Here’s what’s wrong with the seemingly endless and yet so fascinating lists of things that are either good for you or bad for you: They give me anxiety. Here’s this list about the 7 most compelling books I should read. And then there’s the one with the 10 most delicious dessert recipes without sugar. Even news organization now publish a daily list of “5 things to know for your new day”, covering everything from winter weather to the fighting in Ukraine.
Every day I am bombarded with – probably even quite useful – information about all the things I am supposed to do better. The problem is: it’s too much.
Don’t get me wrong: I too am frequently drawn to articles headlined “5 Ways To Increase your Mental Strength” or “6 Breathing Techniques That Help You Fall Asleep”. I have read many fine articles by equally fine writers that contain helpful information about anything from healthy foods to why smiling is good for you. I even wrote an article some years ago about “5 Dating Tips for Introverts”.
The problem is: it doesn’t stick. I love reading what I could do to lose those five pounds or to make my brain stop forgetting random pieces of information. I go down the lists, thinking: yep, I know that already. Oh, that’s actually interesting. Wait, I haven’t thought of that one before.
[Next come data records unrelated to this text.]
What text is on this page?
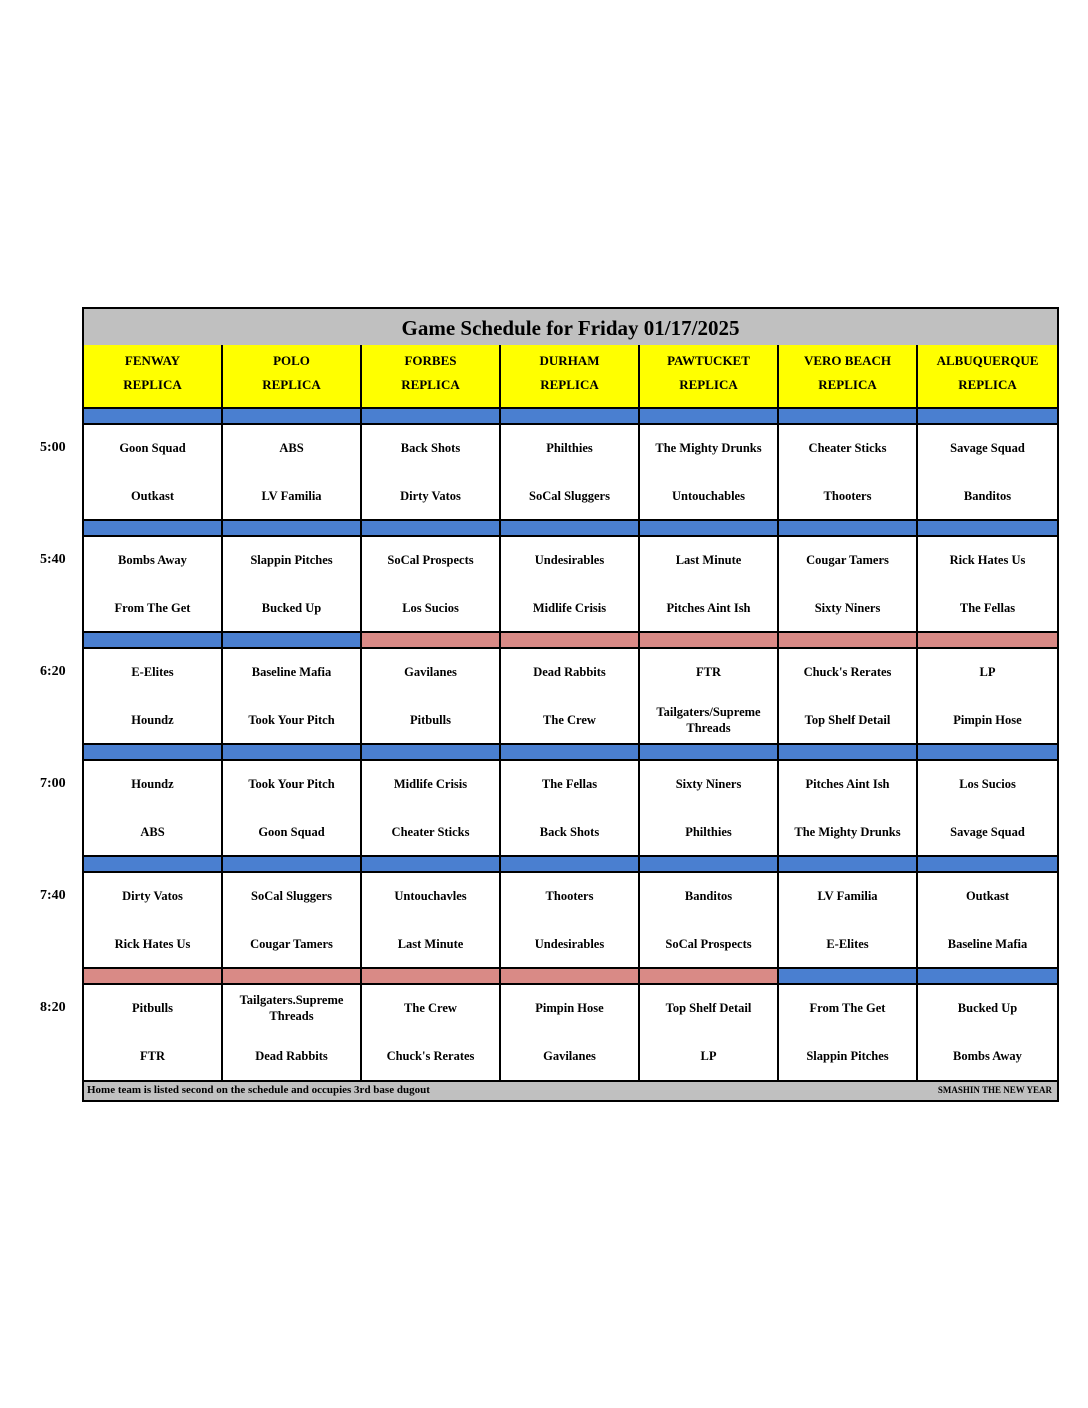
Game Schedule for Friday 01/17/2025
FENWAY
REPLICA
POLO
REPLICA
FORBES
REPLICA
DURHAM
REPLICA
PAWTUCKET
REPLICA
VERO BEACH
REPLICA
ALBUQUERQUE
REPLICA
Goon Squad
Outkast
ABS
LV Familia
Back Shots
Dirty Vatos
Philthies
SoCal Sluggers
The Mighty Drunks
Untouchables
Cheater Sticks
Thooters
Savage Squad
Banditos
Bombs Away
From The Get
Slappin Pitches
Bucked Up
SoCal Prospects
Los Sucios
Undesirables
Midlife Crisis
Last Minute
Pitches Aint Ish
Cougar Tamers
Sixty Niners
Rick Hates Us
The Fellas
E-Elites
Houndz
Baseline Mafia
Took Your Pitch
Gavilanes
Pitbulls
Dead Rabbits
The Crew
FTR
Tailgaters/Supreme Threads
Chuck's Rerates
Top Shelf Detail
LP
Pimpin Hose
Houndz
ABS
Took Your Pitch
Goon Squad
Midlife Crisis
Cheater Sticks
The Fellas
Back Shots
Sixty Niners
Philthies
Pitches Aint Ish
The Mighty Drunks
Los Sucios
Savage Squad
Dirty Vatos
Rick Hates Us
SoCal Sluggers
Cougar Tamers
Untouchavles
Last Minute
Thooters
Undesirables
Banditos
SoCal Prospects
LV Familia
E-Elites
Outkast
Baseline Mafia
Pitbulls
FTR
Tailgaters.Supreme Threads
Dead Rabbits
The Crew
Chuck's Rerates
Pimpin Hose
Gavilanes
Top Shelf Detail
LP
From The Get
Slappin Pitches
Bucked Up
Bombs Away
Home team is listed second on the schedule and occupies 3rd base dugout	SMASHIN THE NEW YEAR
5:00
5:40
6:20
7:00
7:40
8:20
But as soon as I click on another article I have already forgotten what 5-item-list I just read. The lists are a great seduction to lure us into the kind of bite-size infotainment that makes us believe we learn something new. But the brain doesn’t learn from reading 50 different things in as short a time as possible. It learns by repeating the same things over and over.
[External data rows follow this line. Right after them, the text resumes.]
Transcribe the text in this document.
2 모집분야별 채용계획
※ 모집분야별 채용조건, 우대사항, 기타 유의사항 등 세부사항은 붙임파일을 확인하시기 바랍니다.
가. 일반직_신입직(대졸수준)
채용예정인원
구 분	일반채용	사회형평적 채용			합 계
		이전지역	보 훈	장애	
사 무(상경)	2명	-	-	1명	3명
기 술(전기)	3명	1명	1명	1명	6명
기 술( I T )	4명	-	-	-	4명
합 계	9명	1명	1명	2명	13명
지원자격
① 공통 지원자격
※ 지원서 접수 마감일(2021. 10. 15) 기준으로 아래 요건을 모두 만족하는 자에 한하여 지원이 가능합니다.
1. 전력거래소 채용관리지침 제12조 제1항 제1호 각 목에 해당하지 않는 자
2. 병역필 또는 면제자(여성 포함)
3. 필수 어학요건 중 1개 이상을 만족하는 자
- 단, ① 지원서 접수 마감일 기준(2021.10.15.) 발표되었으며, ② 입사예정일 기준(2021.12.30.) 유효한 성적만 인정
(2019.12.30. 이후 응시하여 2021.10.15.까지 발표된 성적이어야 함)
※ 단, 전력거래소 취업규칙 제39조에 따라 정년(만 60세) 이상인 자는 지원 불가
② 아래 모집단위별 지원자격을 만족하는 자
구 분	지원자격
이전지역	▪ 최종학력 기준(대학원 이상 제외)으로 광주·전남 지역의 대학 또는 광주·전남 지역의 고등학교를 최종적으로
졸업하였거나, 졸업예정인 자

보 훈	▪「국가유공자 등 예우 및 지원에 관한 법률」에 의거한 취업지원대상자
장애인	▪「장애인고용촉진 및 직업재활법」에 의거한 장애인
Some people say it takes 17 repetitions – for example to learn a new word in a foreign language, or get the hang of a new habit. Bestselling author Malcolm Gladwell talks about 10,000 hours of practice to attain mastery, and how even geniuses like the Beatles had to practice in order to become really good musicians.
How many hours you need exactly, I don’t know. But I do know that the people in my psychotherapy practice need to address their issues over and over in order to change their behavior or how they feel about a certain situation. I know that changing your mind means changing your beliefs about yourself – and that may be a job of a lifetime.